Why do mitochondria have an inner membrane folded into cristae rather than a smooth inner membrane?
ACristae increase mitochondrial volume so more Krebs cycle enzymes fit in the matrix
BCristae increase the surface area of the inner membrane, accommodating more ATP synthase and ETC complexes
CCristae protect the mitochondrial DNA from reactive oxygen species
DCristae separate the Krebs cycle from glycolysis to prevent interference
The ETC complexes and ATP synthase are embedded in the inner membrane. More surface area means more of these complexes can be packed in, dramatically increasing the mitochondrion's ATP output capacity. This is the same design principle as intestinal villi or lung alveoli — folding is a common biological strategy for maximizing functional surface area within a fixed volume.
Question 2 True / False
A mitochondrion with its own DNA and ribosomes could survive and replicate independently if isolated from the cell.
TTrue
FFalse
Answer: False
Mitochondrial DNA encodes only ~13 proteins (in humans) — a tiny fraction of the ~1,500 proteins mitochondria require. The vast majority are encoded in the nuclear genome, synthesized by cytoplasmic ribosomes, and imported into the mitochondrion via translocase complexes. Mitochondria are fundamentally dependent on the cell's protein-import machinery and cannot replicate or function independently. Their genome is a vestige of their prokaryotic ancestor, substantially reduced over ~2 billion years of endosymbiosis.
Question 3 Short Answer
Why is the intermembrane space specifically important for ATP synthesis, rather than just any compartment outside the inner membrane?

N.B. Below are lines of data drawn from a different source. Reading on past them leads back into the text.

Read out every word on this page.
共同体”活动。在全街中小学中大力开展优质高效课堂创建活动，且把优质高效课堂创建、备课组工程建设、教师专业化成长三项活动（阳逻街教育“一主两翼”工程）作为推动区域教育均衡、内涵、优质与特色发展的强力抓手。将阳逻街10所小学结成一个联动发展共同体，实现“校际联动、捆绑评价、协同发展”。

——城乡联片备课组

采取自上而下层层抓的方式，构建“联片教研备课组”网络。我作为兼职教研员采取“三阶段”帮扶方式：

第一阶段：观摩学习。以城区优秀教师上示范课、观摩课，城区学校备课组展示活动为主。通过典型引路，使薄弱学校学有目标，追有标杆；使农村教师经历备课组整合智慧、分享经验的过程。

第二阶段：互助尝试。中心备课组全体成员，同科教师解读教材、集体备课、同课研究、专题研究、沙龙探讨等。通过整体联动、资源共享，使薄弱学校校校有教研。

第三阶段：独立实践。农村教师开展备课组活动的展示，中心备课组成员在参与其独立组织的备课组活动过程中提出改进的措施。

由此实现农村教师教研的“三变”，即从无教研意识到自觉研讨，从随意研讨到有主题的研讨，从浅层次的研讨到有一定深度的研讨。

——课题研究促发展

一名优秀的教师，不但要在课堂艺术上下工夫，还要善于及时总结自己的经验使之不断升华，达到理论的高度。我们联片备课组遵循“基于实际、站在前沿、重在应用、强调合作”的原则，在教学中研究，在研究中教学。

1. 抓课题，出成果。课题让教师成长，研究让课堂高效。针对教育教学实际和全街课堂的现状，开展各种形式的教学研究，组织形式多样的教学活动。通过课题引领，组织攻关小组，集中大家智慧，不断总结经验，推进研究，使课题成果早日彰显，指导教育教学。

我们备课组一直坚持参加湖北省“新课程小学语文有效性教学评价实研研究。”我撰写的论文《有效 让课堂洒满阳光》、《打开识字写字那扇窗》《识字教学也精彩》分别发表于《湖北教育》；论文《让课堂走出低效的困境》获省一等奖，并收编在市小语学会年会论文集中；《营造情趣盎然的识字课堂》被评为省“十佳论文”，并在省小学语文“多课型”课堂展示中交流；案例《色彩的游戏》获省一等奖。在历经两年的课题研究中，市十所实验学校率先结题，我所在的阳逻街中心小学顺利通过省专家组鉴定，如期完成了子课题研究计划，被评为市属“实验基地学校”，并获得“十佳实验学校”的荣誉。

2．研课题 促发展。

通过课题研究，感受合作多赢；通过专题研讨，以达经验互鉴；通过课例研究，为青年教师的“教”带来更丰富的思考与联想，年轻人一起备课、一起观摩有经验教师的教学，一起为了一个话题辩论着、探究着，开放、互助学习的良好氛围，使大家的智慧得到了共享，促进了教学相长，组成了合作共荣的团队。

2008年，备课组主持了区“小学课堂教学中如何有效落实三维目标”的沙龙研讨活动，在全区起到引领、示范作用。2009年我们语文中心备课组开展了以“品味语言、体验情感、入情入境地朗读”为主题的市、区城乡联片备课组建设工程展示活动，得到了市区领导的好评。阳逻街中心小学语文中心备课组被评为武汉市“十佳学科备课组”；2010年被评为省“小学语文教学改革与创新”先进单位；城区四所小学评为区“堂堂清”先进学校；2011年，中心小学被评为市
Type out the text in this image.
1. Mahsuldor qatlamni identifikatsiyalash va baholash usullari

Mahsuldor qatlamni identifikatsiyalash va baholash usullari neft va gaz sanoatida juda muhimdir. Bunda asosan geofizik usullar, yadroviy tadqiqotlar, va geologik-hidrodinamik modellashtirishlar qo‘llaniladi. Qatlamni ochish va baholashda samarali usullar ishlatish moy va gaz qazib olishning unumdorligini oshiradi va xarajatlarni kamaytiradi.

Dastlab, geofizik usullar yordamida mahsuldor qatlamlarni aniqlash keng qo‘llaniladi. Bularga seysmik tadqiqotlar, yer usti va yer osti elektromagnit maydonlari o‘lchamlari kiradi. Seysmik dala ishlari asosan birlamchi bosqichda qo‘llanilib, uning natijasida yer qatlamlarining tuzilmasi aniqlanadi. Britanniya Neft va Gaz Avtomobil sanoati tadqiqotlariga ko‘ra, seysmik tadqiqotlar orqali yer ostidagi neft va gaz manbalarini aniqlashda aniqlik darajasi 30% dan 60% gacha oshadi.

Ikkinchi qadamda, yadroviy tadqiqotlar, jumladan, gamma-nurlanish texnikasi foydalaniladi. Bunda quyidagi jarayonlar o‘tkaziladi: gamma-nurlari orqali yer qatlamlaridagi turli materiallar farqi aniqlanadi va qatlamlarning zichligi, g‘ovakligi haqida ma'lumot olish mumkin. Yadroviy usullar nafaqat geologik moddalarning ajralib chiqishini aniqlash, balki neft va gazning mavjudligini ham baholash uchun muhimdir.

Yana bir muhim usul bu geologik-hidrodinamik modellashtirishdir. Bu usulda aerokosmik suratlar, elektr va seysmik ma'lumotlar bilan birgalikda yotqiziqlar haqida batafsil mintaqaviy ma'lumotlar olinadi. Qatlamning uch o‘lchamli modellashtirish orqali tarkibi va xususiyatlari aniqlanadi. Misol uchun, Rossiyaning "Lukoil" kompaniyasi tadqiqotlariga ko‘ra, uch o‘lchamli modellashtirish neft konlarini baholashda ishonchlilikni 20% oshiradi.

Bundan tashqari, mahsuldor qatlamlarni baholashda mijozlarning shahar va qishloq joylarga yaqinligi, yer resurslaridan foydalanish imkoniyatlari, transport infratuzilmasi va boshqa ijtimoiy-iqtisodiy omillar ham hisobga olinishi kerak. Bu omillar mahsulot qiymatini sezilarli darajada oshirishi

Think about your answer, then reveal below.
Model answer: The ETC pumps protons from the matrix into the intermembrane space, creating a concentrated reservoir of H⁺. Because the intermembrane space is enclosed by the outer membrane, the protons cannot simply diffuse away — they are trapped at a high concentration. ATP synthase spans the inner membrane, and those trapped protons flow back through it into the matrix, driving ATP production.
ATP synthesis depends on maintaining a proton concentration difference (gradient) across the inner membrane. The intermembrane space acts as a holding chamber: the outer membrane is permeable to small ions (via porins) but the enclosed geometry keeps the proton-motive force intact long enough for ATP synthase to harvest it. If the outer membrane were absent, protons would equilibrate with the cytoplasm and the gradient would collapse.